When someone writes a review, what is the target outcome?

There are 5 audiences it serves:
a) the editor who publishes it who needs copy that will engage readers
b) the writer of the review who is engaging with the book, community and work
c) the writer of the work being reviewed who gets feedback and a chance at promotion so ideas will be read and maybe even bought
d) the readers who will grasp the work and like it as a peer and/or as a purchaser
e) the readers who will not have their needs/wants met by the work but now knows something about the reviewer or writer or publisher of the work and of the place that reviewed it

Can a review be impartial? Can a person ever be? Are we Vulcan? Would that make us objective?

Personal opinion is going to come into a review. This isn’t necessarily bad. If one tries to be too impartial, it becomes a muttered lame conversation. Personality may come into a review. That may add color or may just distract.

The point is: Does the review offer value? For who?

Is the review written to entertain and inform? Does it tell tone and subject matter of what is reviewed? Does the reviewer get what the writer is trying to do and where the writer is on the spectrum of career and take that into account?

A negative criticism is more useful before poems become published than after it’s set to page. If we go by 95% of everything is garbage, a negative aspect isn’t exactly news. We’re all in the stream trying to pan for gold dust, and sometimes even a nugget we can go to town on.

Who is served by a positive review? A book of poetry is lucky to get even one review anywhere. Is it the job of the reviewer to teach poetics or use it as a platform to promote their own school of thought? It can be like reading a horror fiction reviewer criticizing a romance novel as if it were missing gore. If that one review is scathing, what’s been accomplished? If the review is looking only on the positive side, what’s been accomplished? It doesn’t need to be skewed one way or the other. It is to be conversation.
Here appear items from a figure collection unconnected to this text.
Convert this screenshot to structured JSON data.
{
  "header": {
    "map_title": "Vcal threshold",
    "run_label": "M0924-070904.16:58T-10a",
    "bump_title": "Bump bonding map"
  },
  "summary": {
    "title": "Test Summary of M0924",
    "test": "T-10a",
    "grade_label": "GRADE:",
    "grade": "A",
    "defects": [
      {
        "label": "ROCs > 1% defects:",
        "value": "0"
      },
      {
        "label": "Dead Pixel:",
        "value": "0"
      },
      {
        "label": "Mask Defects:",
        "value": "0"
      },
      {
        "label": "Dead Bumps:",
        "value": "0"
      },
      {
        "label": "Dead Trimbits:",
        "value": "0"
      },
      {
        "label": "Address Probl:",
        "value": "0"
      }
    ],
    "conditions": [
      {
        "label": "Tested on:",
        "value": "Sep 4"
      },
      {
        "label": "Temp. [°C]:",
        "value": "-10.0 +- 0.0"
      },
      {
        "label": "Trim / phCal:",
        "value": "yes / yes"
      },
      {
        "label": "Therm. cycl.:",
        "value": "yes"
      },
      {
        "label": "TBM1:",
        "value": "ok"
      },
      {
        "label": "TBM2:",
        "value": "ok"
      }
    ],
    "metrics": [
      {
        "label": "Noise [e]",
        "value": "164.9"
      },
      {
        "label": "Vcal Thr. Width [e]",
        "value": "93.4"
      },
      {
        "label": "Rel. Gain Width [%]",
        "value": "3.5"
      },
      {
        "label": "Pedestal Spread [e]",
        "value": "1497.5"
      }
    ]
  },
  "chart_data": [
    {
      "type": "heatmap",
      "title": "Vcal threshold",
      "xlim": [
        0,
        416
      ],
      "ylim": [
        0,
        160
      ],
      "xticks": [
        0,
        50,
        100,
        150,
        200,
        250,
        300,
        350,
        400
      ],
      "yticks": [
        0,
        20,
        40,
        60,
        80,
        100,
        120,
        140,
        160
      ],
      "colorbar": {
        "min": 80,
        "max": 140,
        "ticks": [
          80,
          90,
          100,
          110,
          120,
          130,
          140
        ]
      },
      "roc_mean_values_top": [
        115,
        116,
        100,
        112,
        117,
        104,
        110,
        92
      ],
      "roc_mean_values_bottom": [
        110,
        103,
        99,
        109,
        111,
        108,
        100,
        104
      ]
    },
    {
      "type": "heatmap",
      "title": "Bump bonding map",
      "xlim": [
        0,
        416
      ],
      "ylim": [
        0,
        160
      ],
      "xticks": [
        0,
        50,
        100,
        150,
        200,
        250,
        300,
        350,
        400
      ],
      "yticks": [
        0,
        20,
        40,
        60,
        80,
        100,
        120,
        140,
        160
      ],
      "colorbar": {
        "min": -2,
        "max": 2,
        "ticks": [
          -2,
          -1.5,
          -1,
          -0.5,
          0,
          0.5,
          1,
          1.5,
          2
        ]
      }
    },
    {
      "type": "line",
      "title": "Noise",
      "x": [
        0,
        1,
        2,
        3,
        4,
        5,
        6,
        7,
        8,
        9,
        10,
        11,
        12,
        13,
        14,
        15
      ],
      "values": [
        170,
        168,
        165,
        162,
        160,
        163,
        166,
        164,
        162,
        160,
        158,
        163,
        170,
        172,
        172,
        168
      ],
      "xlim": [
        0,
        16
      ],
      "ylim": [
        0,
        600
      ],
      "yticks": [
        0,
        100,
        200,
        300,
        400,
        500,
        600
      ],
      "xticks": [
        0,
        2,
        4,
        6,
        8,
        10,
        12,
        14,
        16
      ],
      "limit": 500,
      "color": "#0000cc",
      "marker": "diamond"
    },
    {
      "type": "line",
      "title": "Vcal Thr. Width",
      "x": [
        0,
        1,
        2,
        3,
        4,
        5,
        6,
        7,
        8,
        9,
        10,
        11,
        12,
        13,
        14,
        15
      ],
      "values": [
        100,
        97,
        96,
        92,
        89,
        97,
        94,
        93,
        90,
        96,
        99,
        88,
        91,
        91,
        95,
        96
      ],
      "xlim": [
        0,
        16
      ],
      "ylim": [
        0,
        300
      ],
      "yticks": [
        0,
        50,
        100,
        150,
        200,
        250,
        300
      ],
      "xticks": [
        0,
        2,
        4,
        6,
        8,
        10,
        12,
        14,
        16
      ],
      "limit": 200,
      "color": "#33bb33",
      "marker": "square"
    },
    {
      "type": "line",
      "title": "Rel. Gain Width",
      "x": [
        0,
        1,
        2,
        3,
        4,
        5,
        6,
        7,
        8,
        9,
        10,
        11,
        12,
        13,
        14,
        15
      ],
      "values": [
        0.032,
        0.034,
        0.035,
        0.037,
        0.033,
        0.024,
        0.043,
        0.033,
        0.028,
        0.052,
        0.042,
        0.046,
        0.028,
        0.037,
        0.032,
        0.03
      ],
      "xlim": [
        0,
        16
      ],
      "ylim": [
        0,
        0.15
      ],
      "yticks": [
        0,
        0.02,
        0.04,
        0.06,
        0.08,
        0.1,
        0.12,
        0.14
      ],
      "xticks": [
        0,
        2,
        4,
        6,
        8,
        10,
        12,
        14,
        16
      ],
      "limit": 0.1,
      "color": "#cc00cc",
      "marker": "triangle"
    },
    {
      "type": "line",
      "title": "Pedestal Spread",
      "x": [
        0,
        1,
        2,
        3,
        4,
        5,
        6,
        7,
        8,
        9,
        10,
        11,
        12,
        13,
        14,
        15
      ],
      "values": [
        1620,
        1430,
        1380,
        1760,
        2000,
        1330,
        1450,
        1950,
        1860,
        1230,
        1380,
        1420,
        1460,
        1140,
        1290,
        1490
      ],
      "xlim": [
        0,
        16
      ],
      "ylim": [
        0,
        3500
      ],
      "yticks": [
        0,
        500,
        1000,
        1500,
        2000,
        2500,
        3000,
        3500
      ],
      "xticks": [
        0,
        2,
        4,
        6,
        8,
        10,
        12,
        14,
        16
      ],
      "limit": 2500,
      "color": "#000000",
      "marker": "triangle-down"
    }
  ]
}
A conversation hotly condemning or avoiding anything but flattery gets old fast.

A good review should be informed of what the writer is trying to do.

Shout outs of lines that clanked or lines that resonated is part of the dialogue. Bland glowing reviews is more a back-patting isn’t interesting. (It may support the poet which is useful individually and collectively.)

Sandwiching 75% good around negative points might be a good rule of thumb. It’s a delicate thing, a writer’s ego and the placement of words to indicate what is the weak point in a book without being overly harsh about it. Fair is relative. The review reflects the reviewer in the writing community as much as it does the work.

The poorest reviews are slanted language with a lot of self-reference to the reviewer. Which isn’t to say its not informative or amusing but doesn’t take me far in understanding if I’d like to chase down the work.

The review is to give an idea of what to expect from the work. The more that can be said of the work in comparison to past works, or, like movie reviews, to contemporaries and comparable titles, the more helpful it is.

When I enjoy a review and find it helpful to assess whether I want to check out a work personally the review had quoted the work. Citing examples for the reader to judge for herself is often the most useful part of the review. Just 50 words or 30 is enough to give me access to whether it suits my taste. It saves me going online or to the bookstore and finding that book in particular. The book review is a little thicker index than name, rank and number.

If added to a sense of the writer bio and sample and take on what drives the writer, the context the writing is coming out of, a sense of who the writer is, I also get an understanding of what is being picked up on as pertinant and why and the qualities a poet excels at, so much the better.